This question came in the other day from a developing trader on the subject of technical indicators.
Dear Mr. Forman,
I’m a subscriber to your trading e-newsletter. I have a market question that I’d like to ask you. I often see it written on different market websites where they say that traders should use some kind of Technical Indicators on their charts to help determine the strength on a trend. I’m strickly a retail day trader (amateur lol), and mostly on using a 50 day moving avg on my charts and drawing my SR lines. I’ve tried lagging indicators like the RSI and MACD but they only seem to confuse me. I’m wondering which Indicators you think would be the most helpful to use for the shorter time frames that day traders trade in. Thank you so much and I look forward to your answer.
The first thing I’d point out is that all indicators are lagging in some fashion. Germain mentions RSI and MACD, but anything that uses historical data – and that’s all of them – has a built in lag effect to it. The further the look-back period, the greater the lag.

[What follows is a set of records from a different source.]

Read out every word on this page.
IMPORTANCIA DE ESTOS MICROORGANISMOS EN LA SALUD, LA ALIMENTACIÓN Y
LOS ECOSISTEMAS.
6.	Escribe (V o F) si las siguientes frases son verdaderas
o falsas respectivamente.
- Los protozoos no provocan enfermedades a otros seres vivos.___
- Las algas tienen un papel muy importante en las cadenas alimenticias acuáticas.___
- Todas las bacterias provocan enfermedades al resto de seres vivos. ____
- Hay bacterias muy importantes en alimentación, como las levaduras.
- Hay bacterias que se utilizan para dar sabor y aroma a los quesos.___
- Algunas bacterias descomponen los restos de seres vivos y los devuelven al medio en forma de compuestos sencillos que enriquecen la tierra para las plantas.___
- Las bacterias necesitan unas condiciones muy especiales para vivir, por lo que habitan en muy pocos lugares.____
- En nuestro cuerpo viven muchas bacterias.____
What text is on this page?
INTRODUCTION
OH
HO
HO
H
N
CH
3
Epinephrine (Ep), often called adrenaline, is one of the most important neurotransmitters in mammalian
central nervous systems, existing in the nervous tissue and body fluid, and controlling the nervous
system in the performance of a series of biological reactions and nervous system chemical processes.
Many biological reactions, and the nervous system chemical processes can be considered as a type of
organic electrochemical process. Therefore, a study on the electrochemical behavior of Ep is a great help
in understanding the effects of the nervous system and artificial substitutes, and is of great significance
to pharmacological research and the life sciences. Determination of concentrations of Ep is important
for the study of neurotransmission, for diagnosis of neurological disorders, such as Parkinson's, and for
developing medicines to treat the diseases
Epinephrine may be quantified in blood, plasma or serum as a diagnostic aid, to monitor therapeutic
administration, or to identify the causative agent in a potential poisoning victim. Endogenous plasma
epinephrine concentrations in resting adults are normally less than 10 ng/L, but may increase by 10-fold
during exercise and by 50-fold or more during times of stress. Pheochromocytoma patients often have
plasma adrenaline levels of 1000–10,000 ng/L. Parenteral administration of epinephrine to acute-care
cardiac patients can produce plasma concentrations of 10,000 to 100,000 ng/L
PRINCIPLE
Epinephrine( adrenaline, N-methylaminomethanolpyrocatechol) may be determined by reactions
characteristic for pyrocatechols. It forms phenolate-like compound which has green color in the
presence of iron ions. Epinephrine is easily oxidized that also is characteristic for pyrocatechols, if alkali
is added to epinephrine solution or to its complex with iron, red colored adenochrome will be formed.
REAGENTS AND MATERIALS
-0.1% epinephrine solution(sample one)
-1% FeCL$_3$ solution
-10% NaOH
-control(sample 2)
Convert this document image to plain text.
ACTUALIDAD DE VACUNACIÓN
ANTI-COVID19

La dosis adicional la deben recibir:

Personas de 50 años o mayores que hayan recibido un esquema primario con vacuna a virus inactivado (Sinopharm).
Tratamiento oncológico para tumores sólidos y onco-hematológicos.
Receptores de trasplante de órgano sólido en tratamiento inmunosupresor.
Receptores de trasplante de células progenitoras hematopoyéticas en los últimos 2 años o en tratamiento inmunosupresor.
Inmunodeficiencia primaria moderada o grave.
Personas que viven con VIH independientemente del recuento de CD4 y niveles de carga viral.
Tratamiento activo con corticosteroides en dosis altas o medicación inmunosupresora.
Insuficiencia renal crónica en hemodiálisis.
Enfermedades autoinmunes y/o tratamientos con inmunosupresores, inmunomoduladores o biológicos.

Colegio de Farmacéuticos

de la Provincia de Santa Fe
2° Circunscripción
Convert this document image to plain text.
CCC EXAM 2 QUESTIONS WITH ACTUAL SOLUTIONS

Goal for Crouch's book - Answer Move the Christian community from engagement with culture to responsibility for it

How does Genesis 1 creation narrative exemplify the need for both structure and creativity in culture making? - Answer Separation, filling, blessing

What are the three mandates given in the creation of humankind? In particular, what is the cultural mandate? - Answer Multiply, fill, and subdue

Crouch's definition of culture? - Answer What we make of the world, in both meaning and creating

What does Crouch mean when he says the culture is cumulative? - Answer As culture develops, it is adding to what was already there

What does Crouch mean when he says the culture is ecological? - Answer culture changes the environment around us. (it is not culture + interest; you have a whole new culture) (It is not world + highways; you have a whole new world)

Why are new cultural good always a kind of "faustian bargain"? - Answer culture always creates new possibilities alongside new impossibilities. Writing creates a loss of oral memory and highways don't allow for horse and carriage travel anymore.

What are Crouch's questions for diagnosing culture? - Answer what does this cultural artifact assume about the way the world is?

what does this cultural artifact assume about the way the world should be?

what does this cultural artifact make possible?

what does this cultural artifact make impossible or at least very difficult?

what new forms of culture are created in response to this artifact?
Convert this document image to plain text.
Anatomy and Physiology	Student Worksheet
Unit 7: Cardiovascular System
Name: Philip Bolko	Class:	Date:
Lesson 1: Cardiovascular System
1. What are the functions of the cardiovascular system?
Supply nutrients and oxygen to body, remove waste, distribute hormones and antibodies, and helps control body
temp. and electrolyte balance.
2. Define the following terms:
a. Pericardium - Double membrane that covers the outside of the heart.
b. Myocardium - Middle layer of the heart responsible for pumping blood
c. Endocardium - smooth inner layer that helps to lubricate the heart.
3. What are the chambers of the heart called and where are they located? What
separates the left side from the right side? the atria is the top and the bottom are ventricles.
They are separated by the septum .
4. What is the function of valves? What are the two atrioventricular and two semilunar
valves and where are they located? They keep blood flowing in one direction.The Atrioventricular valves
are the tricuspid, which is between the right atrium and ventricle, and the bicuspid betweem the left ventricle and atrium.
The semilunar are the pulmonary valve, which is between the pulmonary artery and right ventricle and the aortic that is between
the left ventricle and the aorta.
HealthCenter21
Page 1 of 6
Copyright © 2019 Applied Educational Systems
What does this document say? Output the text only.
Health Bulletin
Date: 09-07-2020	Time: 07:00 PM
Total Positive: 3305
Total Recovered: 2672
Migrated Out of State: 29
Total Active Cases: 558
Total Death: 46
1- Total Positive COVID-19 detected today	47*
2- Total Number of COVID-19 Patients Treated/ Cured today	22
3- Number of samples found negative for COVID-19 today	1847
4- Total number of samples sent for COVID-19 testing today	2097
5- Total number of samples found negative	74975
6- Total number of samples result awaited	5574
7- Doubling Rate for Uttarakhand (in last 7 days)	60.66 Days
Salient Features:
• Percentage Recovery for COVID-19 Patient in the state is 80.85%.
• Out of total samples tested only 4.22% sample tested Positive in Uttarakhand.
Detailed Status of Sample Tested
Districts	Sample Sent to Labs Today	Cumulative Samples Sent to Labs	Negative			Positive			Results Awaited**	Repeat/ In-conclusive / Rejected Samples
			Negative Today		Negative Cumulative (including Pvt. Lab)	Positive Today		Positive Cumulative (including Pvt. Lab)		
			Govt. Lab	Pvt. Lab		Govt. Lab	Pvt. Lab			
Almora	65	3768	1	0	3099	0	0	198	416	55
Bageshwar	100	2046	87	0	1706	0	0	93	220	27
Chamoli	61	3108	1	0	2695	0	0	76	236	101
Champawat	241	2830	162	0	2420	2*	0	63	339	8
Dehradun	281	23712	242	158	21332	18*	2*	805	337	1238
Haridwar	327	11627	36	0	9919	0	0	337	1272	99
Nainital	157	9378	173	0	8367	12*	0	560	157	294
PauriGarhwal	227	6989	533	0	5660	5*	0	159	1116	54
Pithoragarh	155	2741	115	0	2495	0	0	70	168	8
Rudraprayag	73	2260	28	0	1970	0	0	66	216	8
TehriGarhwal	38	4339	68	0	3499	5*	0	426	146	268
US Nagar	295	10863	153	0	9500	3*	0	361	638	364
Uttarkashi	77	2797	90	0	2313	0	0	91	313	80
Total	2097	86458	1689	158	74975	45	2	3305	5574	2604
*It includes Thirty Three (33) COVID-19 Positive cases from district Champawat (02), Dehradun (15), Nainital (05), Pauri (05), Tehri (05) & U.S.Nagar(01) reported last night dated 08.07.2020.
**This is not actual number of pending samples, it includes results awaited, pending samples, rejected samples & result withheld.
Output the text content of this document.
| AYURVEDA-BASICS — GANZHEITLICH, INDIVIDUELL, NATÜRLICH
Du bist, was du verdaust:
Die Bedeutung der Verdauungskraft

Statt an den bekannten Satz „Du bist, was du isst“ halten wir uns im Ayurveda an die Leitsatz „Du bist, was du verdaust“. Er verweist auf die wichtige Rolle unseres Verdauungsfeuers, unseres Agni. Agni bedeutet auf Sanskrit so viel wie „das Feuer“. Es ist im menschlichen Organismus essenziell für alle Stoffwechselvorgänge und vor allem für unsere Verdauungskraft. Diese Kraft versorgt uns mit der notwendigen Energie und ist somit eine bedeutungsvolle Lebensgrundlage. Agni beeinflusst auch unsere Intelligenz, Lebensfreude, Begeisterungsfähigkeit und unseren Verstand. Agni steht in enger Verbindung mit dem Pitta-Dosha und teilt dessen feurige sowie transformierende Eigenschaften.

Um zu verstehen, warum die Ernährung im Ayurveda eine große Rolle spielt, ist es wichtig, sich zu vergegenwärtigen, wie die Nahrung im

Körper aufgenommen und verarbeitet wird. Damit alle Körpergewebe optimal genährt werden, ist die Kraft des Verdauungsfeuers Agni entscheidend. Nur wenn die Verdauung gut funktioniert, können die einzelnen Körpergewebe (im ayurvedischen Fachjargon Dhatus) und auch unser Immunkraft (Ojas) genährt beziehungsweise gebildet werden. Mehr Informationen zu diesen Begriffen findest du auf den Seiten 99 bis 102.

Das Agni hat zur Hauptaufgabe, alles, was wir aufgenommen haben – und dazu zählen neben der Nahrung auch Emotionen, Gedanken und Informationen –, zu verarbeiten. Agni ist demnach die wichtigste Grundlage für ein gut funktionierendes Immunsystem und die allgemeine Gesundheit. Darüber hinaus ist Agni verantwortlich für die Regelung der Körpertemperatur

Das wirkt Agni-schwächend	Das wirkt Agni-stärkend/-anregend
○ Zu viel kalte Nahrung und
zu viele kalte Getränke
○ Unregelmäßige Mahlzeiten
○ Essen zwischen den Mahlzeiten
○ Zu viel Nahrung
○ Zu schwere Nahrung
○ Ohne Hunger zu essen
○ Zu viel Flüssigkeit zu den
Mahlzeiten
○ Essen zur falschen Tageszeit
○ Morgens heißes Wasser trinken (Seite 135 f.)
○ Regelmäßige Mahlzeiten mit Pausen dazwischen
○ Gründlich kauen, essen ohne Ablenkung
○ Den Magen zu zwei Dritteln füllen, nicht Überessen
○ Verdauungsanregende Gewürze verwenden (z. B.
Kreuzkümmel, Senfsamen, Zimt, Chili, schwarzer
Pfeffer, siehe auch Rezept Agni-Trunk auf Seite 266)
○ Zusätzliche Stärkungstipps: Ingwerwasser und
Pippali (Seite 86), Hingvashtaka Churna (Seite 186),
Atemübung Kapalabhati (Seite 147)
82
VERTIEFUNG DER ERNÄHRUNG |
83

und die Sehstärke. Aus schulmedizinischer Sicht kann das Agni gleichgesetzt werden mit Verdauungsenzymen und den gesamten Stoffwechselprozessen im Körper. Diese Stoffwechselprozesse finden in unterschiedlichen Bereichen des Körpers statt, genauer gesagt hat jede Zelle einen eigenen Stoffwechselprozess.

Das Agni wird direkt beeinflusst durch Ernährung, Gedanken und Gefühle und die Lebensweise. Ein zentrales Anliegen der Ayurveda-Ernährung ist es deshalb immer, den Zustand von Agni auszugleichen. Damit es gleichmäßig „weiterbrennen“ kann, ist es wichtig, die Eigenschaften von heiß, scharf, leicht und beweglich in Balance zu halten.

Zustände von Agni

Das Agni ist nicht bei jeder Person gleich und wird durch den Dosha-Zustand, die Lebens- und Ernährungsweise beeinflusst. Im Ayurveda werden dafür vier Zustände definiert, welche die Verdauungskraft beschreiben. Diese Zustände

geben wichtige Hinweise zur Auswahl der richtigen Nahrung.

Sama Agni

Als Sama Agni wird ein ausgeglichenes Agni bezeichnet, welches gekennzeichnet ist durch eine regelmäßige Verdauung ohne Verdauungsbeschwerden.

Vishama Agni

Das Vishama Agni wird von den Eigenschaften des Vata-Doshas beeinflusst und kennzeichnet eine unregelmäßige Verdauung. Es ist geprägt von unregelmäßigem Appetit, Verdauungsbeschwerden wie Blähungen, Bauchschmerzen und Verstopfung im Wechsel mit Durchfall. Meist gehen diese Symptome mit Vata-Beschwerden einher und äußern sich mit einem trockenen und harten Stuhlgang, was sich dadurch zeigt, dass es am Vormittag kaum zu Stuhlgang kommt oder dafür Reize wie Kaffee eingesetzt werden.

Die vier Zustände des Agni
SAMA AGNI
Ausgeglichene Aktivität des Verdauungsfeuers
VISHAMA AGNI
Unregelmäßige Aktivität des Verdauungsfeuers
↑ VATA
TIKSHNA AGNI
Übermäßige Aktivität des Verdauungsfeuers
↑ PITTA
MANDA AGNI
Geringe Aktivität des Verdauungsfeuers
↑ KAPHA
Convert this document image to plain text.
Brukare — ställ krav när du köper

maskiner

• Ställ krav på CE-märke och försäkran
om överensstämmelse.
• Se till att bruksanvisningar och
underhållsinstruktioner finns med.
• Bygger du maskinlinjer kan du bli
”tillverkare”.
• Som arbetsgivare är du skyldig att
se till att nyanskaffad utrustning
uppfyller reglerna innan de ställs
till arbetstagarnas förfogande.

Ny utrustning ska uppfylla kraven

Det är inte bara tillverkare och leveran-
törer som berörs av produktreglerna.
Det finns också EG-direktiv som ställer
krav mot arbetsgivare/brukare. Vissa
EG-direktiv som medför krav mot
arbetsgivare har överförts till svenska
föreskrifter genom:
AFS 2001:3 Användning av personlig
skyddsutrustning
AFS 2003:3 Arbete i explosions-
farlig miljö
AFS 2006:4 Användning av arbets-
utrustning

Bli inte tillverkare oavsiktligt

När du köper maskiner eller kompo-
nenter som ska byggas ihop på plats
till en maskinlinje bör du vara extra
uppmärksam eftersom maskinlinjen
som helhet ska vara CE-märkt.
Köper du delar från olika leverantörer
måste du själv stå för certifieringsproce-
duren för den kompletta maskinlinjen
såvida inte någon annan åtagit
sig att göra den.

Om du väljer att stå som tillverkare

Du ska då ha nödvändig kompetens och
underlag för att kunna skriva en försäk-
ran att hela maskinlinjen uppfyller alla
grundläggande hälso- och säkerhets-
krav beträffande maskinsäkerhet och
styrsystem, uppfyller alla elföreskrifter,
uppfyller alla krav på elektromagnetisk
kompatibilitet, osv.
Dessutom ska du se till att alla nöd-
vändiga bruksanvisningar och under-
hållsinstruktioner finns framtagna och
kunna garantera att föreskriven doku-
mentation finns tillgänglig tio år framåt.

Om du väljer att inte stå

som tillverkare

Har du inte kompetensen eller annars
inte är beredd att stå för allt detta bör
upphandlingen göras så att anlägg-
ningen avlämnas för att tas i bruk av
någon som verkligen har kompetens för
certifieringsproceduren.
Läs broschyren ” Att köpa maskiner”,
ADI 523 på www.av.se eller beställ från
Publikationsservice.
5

Now, certain indicators are meant to filter out the noise. Moving averages are in that category. They are meant to smooth out the ups and downs to indicate overall market direction. Longer moving averages will smooth out more volatility, but will be less responsive to market change, while the opposite will be the case with shorter averages.
RSI and other oscillator type of indicators basically tell you where the market is in reference to where it’s been. The idea there is that if it moves too far in one direction it will be overbought or oversold. The problem is that doesn’t work so well in a trending market.
To my mind, the best indicator of trend is the chart. Which way is it sloping? Stepping up a time interval from the one you’re trading to a higher one to look at the bigger trend can be very helpful. Again, you’re looking at history, so you there’s always a lag effect in your analysis (a trend will change before that change can be seen on the charts), but that’s just what we have to deal with.
No matter what I say, though, indicators (or the lack thereof) are an individual choice. We all have to pick things to look at that give us the specific information we require – and preferably no more than that. Decide how you want to trade and pick the things which help you identify trading opportunities or analyze the markets based on that approach.